Hans Peter Perner
Hans Peter Perner entwickelt seine Malerei aus einem prozessualen Zugang heraus, in dem sich Landschaft nicht als Abbild, sondern als Zustand manifestiert. Ausgehend von alpinen Räumen und Gletscherformationen entstehen großformatige Bildkörper, in denen sich Bewegung, Zeit und Material überlagern.
Seine Arbeiten bewegen sich zwischen Sichtbarkeit und Auflösung. Schichten werden aufgebaut, verschoben und wieder abgetragen. So entstehen malerische Strukturen, die weniger Landschaft darstellen als vielmehr deren innere Dynamik sichtbar machen. Der Gletscher erscheint dabei als Träger von Zeit – als ein Archiv, das sich in Farbe, Dichte und Rhythmus übersetzt.

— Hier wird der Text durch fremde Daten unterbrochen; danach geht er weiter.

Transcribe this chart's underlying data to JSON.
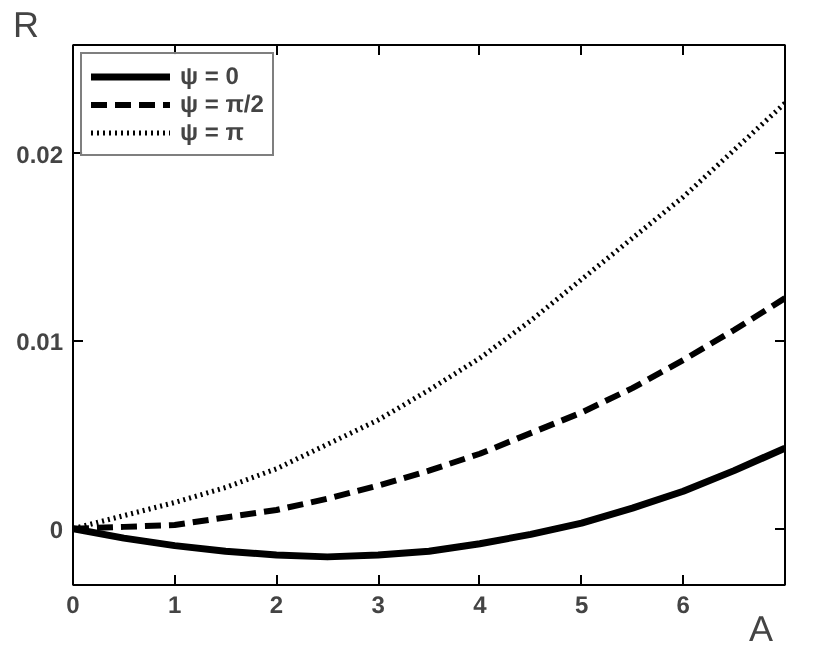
{
  "chart_data": {
    "type": "line",
    "xlabel": "A",
    "ylabel": "R",
    "x": [
      0,
      0.5,
      1,
      1.5,
      2,
      2.5,
      3,
      3.5,
      4,
      4.5,
      5,
      5.5,
      6,
      6.5,
      7
    ],
    "series": [
      {
        "name": "ψ = 0",
        "color": "#000000",
        "line_style": "solid",
        "values": [
          0,
          -0.0005,
          -0.0009,
          -0.0012,
          -0.0014,
          -0.0015,
          -0.0014,
          -0.0012,
          -0.0008,
          -0.0003,
          0.0003,
          0.0011,
          0.002,
          0.0031,
          0.0043
        ]
      },
      {
        "name": "ψ = π/2",
        "color": "#000000",
        "line_style": "dashed",
        "values": [
          0,
          0.0001,
          0.0002,
          0.0006,
          0.001,
          0.0016,
          0.0023,
          0.0031,
          0.004,
          0.0051,
          0.0062,
          0.0075,
          0.009,
          0.0106,
          0.0123
        ]
      },
      {
        "name": "ψ = π",
        "color": "#000000",
        "line_style": "dotted",
        "values": [
          0,
          0.0007,
          0.0014,
          0.0022,
          0.0032,
          0.0045,
          0.0058,
          0.0074,
          0.0091,
          0.0111,
          0.0133,
          0.0155,
          0.0177,
          0.0202,
          0.0227
        ]
      }
    ],
    "xlim": [
      0,
      7
    ],
    "ylim": [
      -0.003,
      0.0258
    ],
    "xticks": [
      0,
      1,
      2,
      3,
      4,
      5,
      6
    ],
    "yticks": [
      0,
      0.01,
      0.02
    ],
    "grid": false,
    "legend": "top left"
  }
}
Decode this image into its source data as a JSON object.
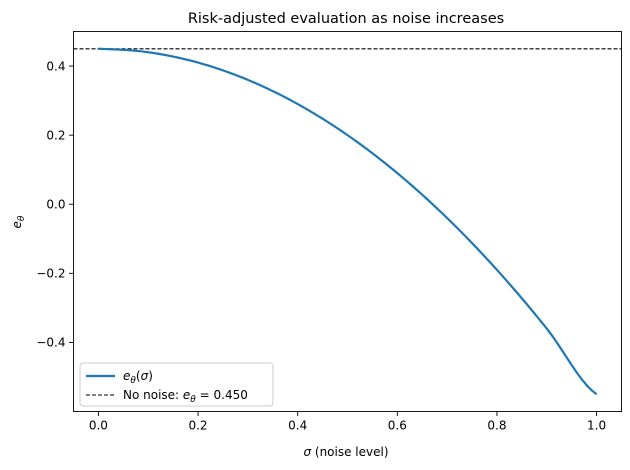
{
  "chart_data": {
    "type": "line",
    "title": "Risk-adjusted evaluation as noise increases",
    "xlabel": "σ (noise level)",
    "ylabel": "eθ",
    "xlim": [
      -0.05,
      1.05
    ],
    "ylim": [
      -0.6,
      0.5
    ],
    "xticks": [
      0.0,
      0.2,
      0.4,
      0.6,
      0.8,
      1.0
    ],
    "xtick_labels": [
      "0.0",
      "0.2",
      "0.4",
      "0.6",
      "0.8",
      "1.0"
    ],
    "yticks": [
      -0.4,
      -0.2,
      0.0,
      0.2,
      0.4
    ],
    "ytick_labels": [
      "−0.4",
      "−0.2",
      "0.0",
      "0.2",
      "0.4"
    ],
    "grid": false,
    "legend_position": "lower-left",
    "series": [
      {
        "name": "eθ(σ)",
        "color": "#1f77b4",
        "style": "solid",
        "x": [
          0.0,
          0.1,
          0.2,
          0.3,
          0.4,
          0.5,
          0.6,
          0.7,
          0.8,
          0.9,
          1.0
        ],
        "y": [
          0.45,
          0.44,
          0.41,
          0.36,
          0.29,
          0.2,
          0.09,
          -0.04,
          -0.19,
          -0.36,
          -0.55
        ]
      }
    ],
    "reference_lines": [
      {
        "name": "No noise: eθ = 0.450",
        "orientation": "horizontal",
        "y": 0.45,
        "color": "#000000",
        "style": "dashed"
      }
    ]
  }
}
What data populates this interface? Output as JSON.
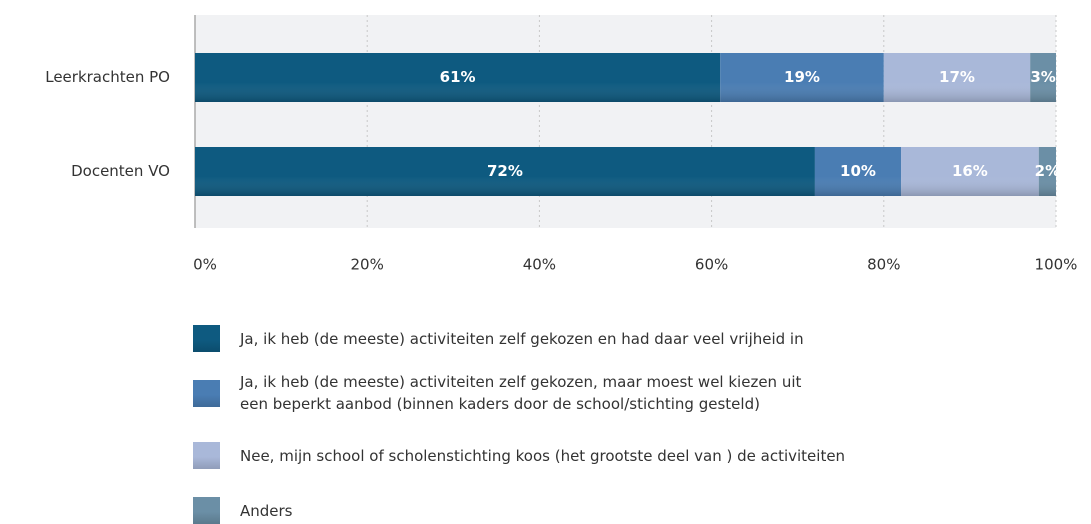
{
  "chart_data": {
    "type": "stacked_bar_horizontal",
    "categories": [
      "Leerkrachten PO",
      "Docenten VO"
    ],
    "series": [
      {
        "name": "Ja, ik heb (de meeste) activiteiten zelf gekozen en had daar veel vrijheid in",
        "color": "#0e5a80",
        "values": [
          61,
          72
        ],
        "value_labels": [
          "61%",
          "72%"
        ]
      },
      {
        "name": "Ja, ik heb (de meeste) activiteiten zelf gekozen, maar moest wel kiezen uit\neen beperkt aanbod (binnen kaders door de school/stichting gesteld)",
        "color": "#4a7db3",
        "values": [
          19,
          10
        ],
        "value_labels": [
          "19%",
          "10%"
        ]
      },
      {
        "name": "Nee, mijn school of scholenstichting koos (het grootste deel van ) de activiteiten",
        "color": "#a9b8d9",
        "values": [
          17,
          16
        ],
        "value_labels": [
          "17%",
          "16%"
        ]
      },
      {
        "name": "Anders",
        "color": "#6b8fa6",
        "values": [
          3,
          2
        ],
        "value_labels": [
          "3%",
          "2%"
        ]
      }
    ],
    "xlim": [
      0,
      100
    ],
    "xticks": [
      {
        "value": 0,
        "label": "0%"
      },
      {
        "value": 20,
        "label": "20%"
      },
      {
        "value": 40,
        "label": "40%"
      },
      {
        "value": 60,
        "label": "60%"
      },
      {
        "value": 80,
        "label": "80%"
      },
      {
        "value": 100,
        "label": "100%"
      }
    ],
    "grid": true
  }
}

Perners Werke werden regelmäßig in Galerien und institutionellen Ausstellungen gezeigt. Arbeiten befinden sich unter anderem in der Ausstellung „Selection“ der Neuen Galerie Graz im Universalmuseum Joanneum. Parallel dazu sind seine Arbeiten auch im internationalen Kunstmarkt präsent und wurden unter anderem im Dorotheum versteigert.
Die Editionen greifen diese malerische Praxis auf und übertragen sie in hochwertige Fine Art Prints. Sie machen ausgewählte Motive zugänglich, ohne den Charakter der ursprünglichen Arbeiten zu verlieren – als eigenständige Fortsetzung der Malerei.